顧禾默伸出手,輕輕觸碰著水流,感受指尖的濕潤。
周遭有了幾秒鐘的寂靜,隨後,響起了無數壓抑著的竊竊私語。
「天……他這是第一次就學會了嗎!?還是說其實老大私下裡有給他開小灶?」
「屁!你學了二十多年有學到他那種程度?口水都念幹了都不一定能聚集這麼多的水!丟不丟臉?」
「我又怎麼了?凌先生都沒他用的好,丟臉又不是我一個人!?」
「只有我注意到他只念了一次嗎?這得是有多高的水親和力?」
「說不定人家體質特殊……水系那邊不是有好幾種親和力特別高的體質嗎?」
「……」
雖然說這些人儘量壓低了聲音,可是顧禾默還是聽得清清楚楚,不僅他聽得清楚,他相信凌木也聽得清除。
畢竟凌木的臉色已經漆黑一片了。
顧禾默試探性的說道:「凌木……同事?」
「再來!」凌木一巴掌拍在書上,看的顧禾默都替……那本書心疼。
這次凌木指了一條更高級的火系咒術,由兩個字符組成,作用是在周身形成一個初級的火盾。

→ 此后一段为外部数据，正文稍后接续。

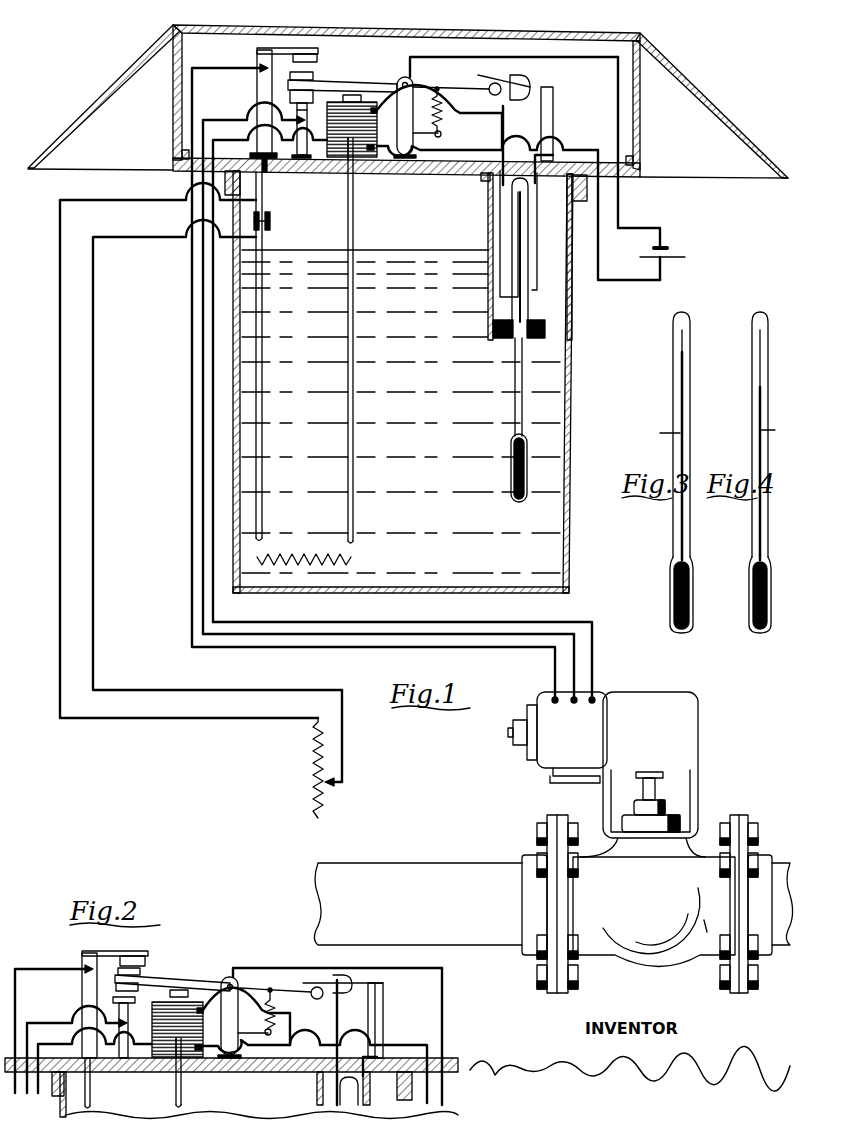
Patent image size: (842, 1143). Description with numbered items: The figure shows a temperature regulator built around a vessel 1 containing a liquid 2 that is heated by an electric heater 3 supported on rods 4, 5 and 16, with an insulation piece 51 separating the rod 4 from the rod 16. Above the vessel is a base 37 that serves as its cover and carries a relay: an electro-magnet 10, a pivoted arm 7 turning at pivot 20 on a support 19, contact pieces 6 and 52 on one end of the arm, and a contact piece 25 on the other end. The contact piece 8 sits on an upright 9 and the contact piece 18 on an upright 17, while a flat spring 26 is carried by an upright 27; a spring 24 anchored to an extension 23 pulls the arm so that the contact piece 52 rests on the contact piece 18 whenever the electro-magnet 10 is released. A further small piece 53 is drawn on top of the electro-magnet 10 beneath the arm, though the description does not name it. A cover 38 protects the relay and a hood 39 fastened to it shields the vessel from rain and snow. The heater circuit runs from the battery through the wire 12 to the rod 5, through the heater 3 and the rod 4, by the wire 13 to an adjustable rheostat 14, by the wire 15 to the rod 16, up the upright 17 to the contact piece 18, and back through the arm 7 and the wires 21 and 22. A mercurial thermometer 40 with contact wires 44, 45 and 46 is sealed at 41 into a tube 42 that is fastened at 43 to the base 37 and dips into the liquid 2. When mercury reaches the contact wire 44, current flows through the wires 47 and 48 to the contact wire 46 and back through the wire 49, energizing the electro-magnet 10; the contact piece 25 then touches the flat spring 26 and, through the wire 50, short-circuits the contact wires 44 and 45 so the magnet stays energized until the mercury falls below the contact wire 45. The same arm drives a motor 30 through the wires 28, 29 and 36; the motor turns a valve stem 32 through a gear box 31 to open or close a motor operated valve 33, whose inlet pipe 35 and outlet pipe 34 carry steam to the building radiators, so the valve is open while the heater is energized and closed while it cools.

In FIG. 1, the vessel 1 is at (571, 420).
In FIG. 2, the vessel 1 is at (58, 1102).
In FIG. 1, the liquid 2 is at (405, 252).
In FIG. 1, the electric heater 3 is at (294, 564).
In FIG. 1, the rod 4 is at (262, 446).
In FIG. 1, the rod 5 is at (355, 229).
In FIG. 2, the rod 5 is at (176, 1082).
In FIG. 1, the contact piece 6 is at (290, 92).
In FIG. 2, the contact piece 6 is at (116, 988).
In FIG. 1, the arm 7 is at (395, 82).
In FIG. 2, the arm 7 is at (190, 972).
In FIG. 1, the contact piece 8 is at (309, 118).
In FIG. 2, the contact piece 8 is at (113, 1000).
In FIG. 1, the upright 9 is at (297, 108).
In FIG. 2, the upright 9 is at (128, 1019).
In FIG. 1, the electro-magnet 10 is at (363, 129).
In FIG. 2, the electro-magnet 10 is at (185, 1029).
In FIG. 1, the wire 12 is at (638, 284).
In FIG. 2, the wire 12 is at (314, 1046).
In FIG. 1, the wire 13 is at (163, 241).
In FIG. 1, the adjustable rheostat 14 is at (312, 788).
In FIG. 1, the wire 15 is at (153, 200).
In FIG. 1, the rod 16 is at (265, 191).
In FIG. 2, the rod 16 is at (91, 1083).
In FIG. 1, the upright 17 is at (257, 100).
In FIG. 2, the upright 17 is at (82, 997).
In FIG. 1, the contact piece 18 is at (318, 52).
In FIG. 2, the contact piece 18 is at (148, 953).
In FIG. 1, the support 19 is at (416, 117).
In FIG. 2, the support 19 is at (243, 1017).
In FIG. 1, the pivot 20 is at (410, 84).
In FIG. 2, the pivot 20 is at (233, 985).
In FIG. 1, the wire 21 is at (468, 58).
In FIG. 2, the wire 21 is at (288, 966).
In FIG. 1, the wire 22 is at (580, 59).
In FIG. 2, the wire 22 is at (441, 1036).
In FIG. 1, the extension 23 is at (442, 136).
In FIG. 2, the extension 23 is at (258, 1021).
In FIG. 1, the spring 24 is at (445, 114).
In FIG. 2, the spring 24 is at (274, 1020).
In FIG. 1, the contact piece 25 is at (492, 94).
In FIG. 2, the contact piece 25 is at (312, 997).
In FIG. 1, the flat spring 26 is at (507, 80).
In FIG. 2, the flat spring 26 is at (340, 980).
In FIG. 1, the upright 27 is at (553, 108).
In FIG. 2, the upright 27 is at (384, 1013).
In FIG. 1, the wire 28 is at (611, 660).
In FIG. 2, the wire 28 is at (60, 1043).
In FIG. 1, the wire 29 is at (216, 126).
In FIG. 2, the wire 29 is at (75, 1048).
In FIG. 1, the motor 30 is at (557, 737).
In FIG. 1, the gear box 31 is at (642, 774).
In FIG. 1, the valve stem 32 is at (655, 790).
In FIG. 1, the motor operated valve 33 is at (654, 912).
In FIG. 1, the pipe 34 is at (784, 946).
In FIG. 1, the pipe 35 is at (420, 870).
In FIG. 1, the wire 36 is at (225, 67).
In FIG. 2, the wire 36 is at (45, 969).
In FIG. 1, the base 37 is at (402, 174).
In FIG. 2, the base 37 is at (225, 1075).
In FIG. 1, the cover 38 is at (173, 108).
In FIG. 1, the hood 39 is at (108, 92).
In FIG. 1, the mercurial thermometer 40 is at (511, 441).
In FIG. 3, the mercurial thermometer 40 is at (671, 555).
In FIG. 4, the mercurial thermometer 40 is at (751, 555).
In FIG. 1, the seal 41 is at (494, 340).
In FIG. 1, the tube 42 is at (493, 208).
In FIG. 2, the tube 42 is at (316, 1090).
In FIG. 1, the fastening point 43 is at (482, 178).
In FIG. 1, the contact wire 44 is at (522, 222).
In FIG. 3, the contact wire 44 is at (683, 352).
In FIG. 4, the contact wire 44 is at (762, 352).
In FIG. 1, the contact wire 45 is at (530, 250).
In FIG. 3, the contact wire 45 is at (682, 379).
In FIG. 4, the contact wire 45 is at (760, 379).
In FIG. 1, the contact wire 46 is at (505, 252).
In FIG. 3, the contact wire 46 is at (668, 432).
In FIG. 4, the contact wire 46 is at (770, 432).
In FIG. 1, the wire 47 is at (384, 162).
In FIG. 2, the wire 47 is at (208, 1062).
In FIG. 1, the wire 48 is at (392, 105).
In FIG. 2, the wire 48 is at (334, 1020).
In FIG. 1, the wire 49 is at (510, 126).
In FIG. 2, the wire 49 is at (346, 1008).
In FIG. 1, the wire 50 is at (537, 190).
In FIG. 2, the wire 50 is at (362, 1057).
In FIG. 1, the insulation piece 51 is at (270, 222).
In FIG. 1, the contact piece 52 is at (313, 76).
In FIG. 2, the contact piece 52 is at (150, 965).
In FIG. 1, the contact piece 53 is at (343, 99).
In FIG. 2, the contact piece 53 is at (170, 993).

凌木黑著一張臉,語速飛快的念了幾遍火盾的言靈,話音剛落,一道由火焰組成的屏障懸浮在他的身前。
他又冷哼一聲,不做聲的斜了顧禾默一眼。
顧禾默嘆了口氣,從善如流的也念了一次。
「轟」的一聲,沖天的火焰幾乎要凝實成了液體一般,以一種保護的姿態環繞在了他的身邊。
高下立見。
「……」,凌木憋了一口氣在心中,「再來!」
這次換了更高級的咒術。
「再來!」
又換了更高級的咒術。
「再來!」
又換了更高級的咒術。
「……」
就這樣一頁一頁的往後翻去,一直到了最後幾頁的咒術,這本書雖說是基礎咒術,但是普通言靈師一般使用的言靈也不會超過這個範圍。
最後這幾頁的咒術,已經算得上是相當有難度了。
全書大概嘗試了一遍,凌木宛如渾身失去了力量一樣,頹然坐在凳子上,目光略有點渙散。